The choice of the title “Geography of Belonging” symbolizes the emotional and mental mapping of the concept of “home” and “self” within Sher’s work. In this exhibition, belonging is no longer defined by physical coordinates, but is built from the memories and human stories inhabiting the landscapes and architecture in constant motion. For Sher, who lives and creates between two cultures, belonging is an active pursuit — a continuous attempt to bridge the distance between the homeland and the current home, creating an internal space where past and present can coexist in synergy.
Angelika Sher (born 1969, Vilnius, Lithuania) is a multidisciplinary artist living and working in Israel. Since graduating from the Bezalel Academy of Art and Design, Sher has developed a unique artistic language combining photography, video, and montage. Her work explores the intersections of identity, personal and collective memory, and the boundary between reality and fantasy, creating images that blend personal history with broader cultural narratives.
Sher has established herself as a critically acclaimed artist with solo exhibitions in leading museums and galleries in cities such as New York, Tokyo, Berlin, Milan, Moscow, Copenhagen, and Vilnius.
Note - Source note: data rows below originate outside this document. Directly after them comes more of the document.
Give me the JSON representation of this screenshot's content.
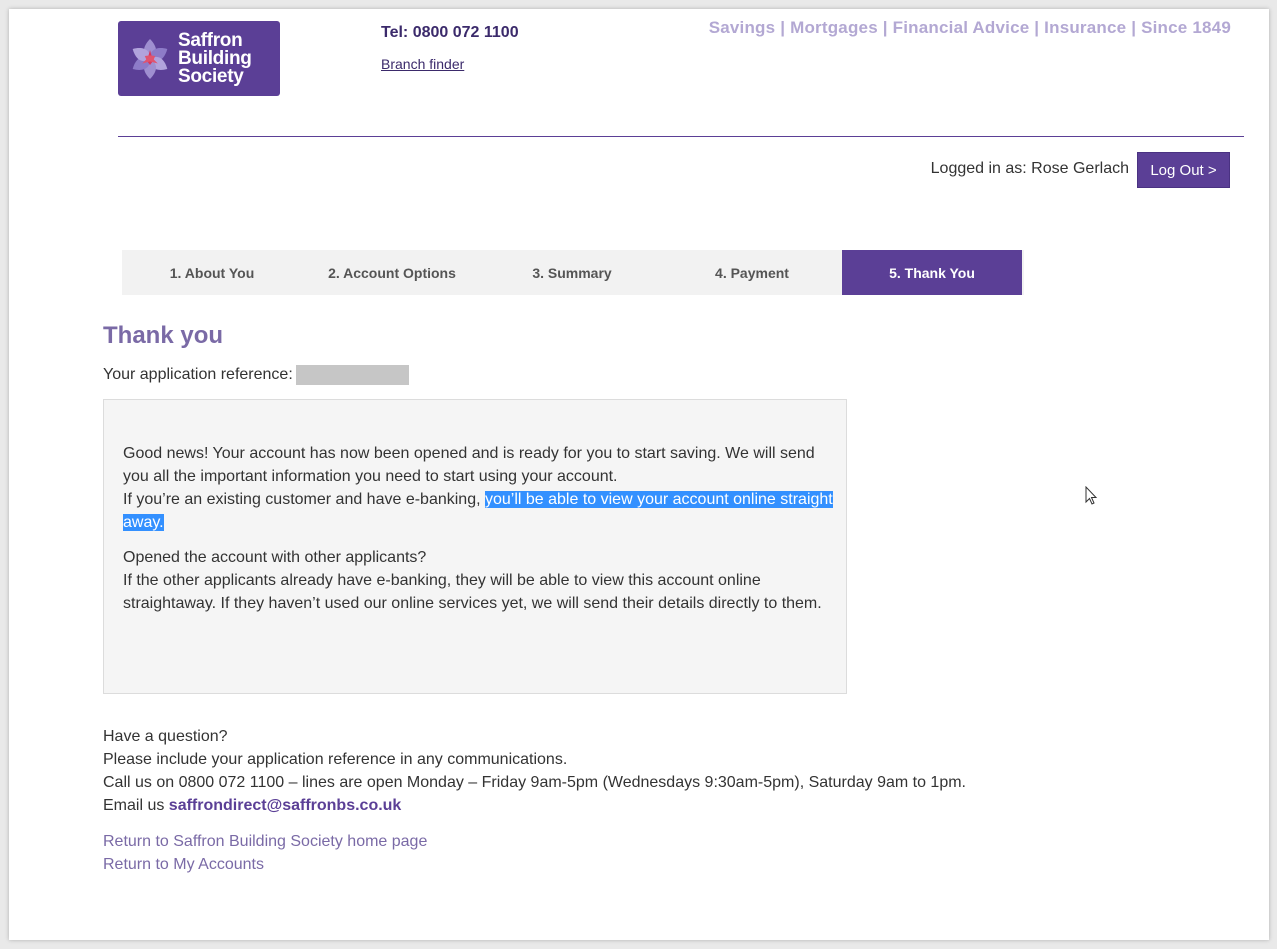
{
  "brand": {
    "logo_lines": [
      "Saffron",
      "Building",
      "Society"
    ],
    "tel": "Tel: 0800 072 1100",
    "branch_finder": "Branch finder",
    "tagline": "Savings | Mortgages | Financial Advice | Insurance | Since 1849",
    "colors": {
      "primary": "#5b3f96",
      "tagline": "#b3a8d3",
      "link": "#7a6aa6",
      "selection": "#3390ff"
    }
  },
  "session": {
    "logged_in_label": "Logged in as: Rose Gerlach",
    "logout_label": "Log Out >"
  },
  "steps": [
    {
      "label": "1. About You"
    },
    {
      "label": "2. Account Options"
    },
    {
      "label": "3. Summary"
    },
    {
      "label": "4. Payment"
    },
    {
      "label": "5. Thank You",
      "active": true
    }
  ],
  "main": {
    "heading": "Thank you",
    "reference_label": "Your application reference:"
  },
  "info": {
    "p1_line1": "Good news! Your account has now been opened and is ready for you to start saving. We will send you all the important information you need to start using your account.",
    "p1_line2_plain": "If you’re an existing customer and have e-banking, ",
    "p1_line2_selected": "you’ll be able to view your account online straight away.",
    "p2_title": "Opened the account with other applicants?",
    "p2_body": "If the other applicants already have e-banking, they will be able to view this account online straightaway. If they haven’t used our online services yet, we will send their details directly to them."
  },
  "help": {
    "q": "Have a question?",
    "line1": "Please include your application reference in any communications.",
    "line2": "Call us on 0800 072 1100 – lines are open Monday – Friday 9am-5pm (Wednesdays 9:30am-5pm), Saturday 9am to 1pm.",
    "email_prefix": "Email us ",
    "email": "saffrondirect@saffronbs.co.uk"
  },
  "links": {
    "home": "Return to Saffron Building Society home page",
    "accounts": "Return to My Accounts"
  }
}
Her works have been featured in major biennials worldwide and have received international recognition, including winning third place in the prestigious Sony World Photo Awards in the Fine Art category.
In 2014, her book Angelika Sher: Series 2005-2012 was published by the German publisher Kehrer Verlag. Her works are included in the collections of major museums, such as the Israel Museum in Jerusalem, the Museum of Israeli Art in Ramat Gan, the MO Museum in Lithuania, and AMOCA (The Arab Museum of Contemporary Art) in Sakhnin. Her works are also part of prominent private collections in Israel and abroad, including the Zabludovich, Ofer, Recanati, and the Tiroche Collections.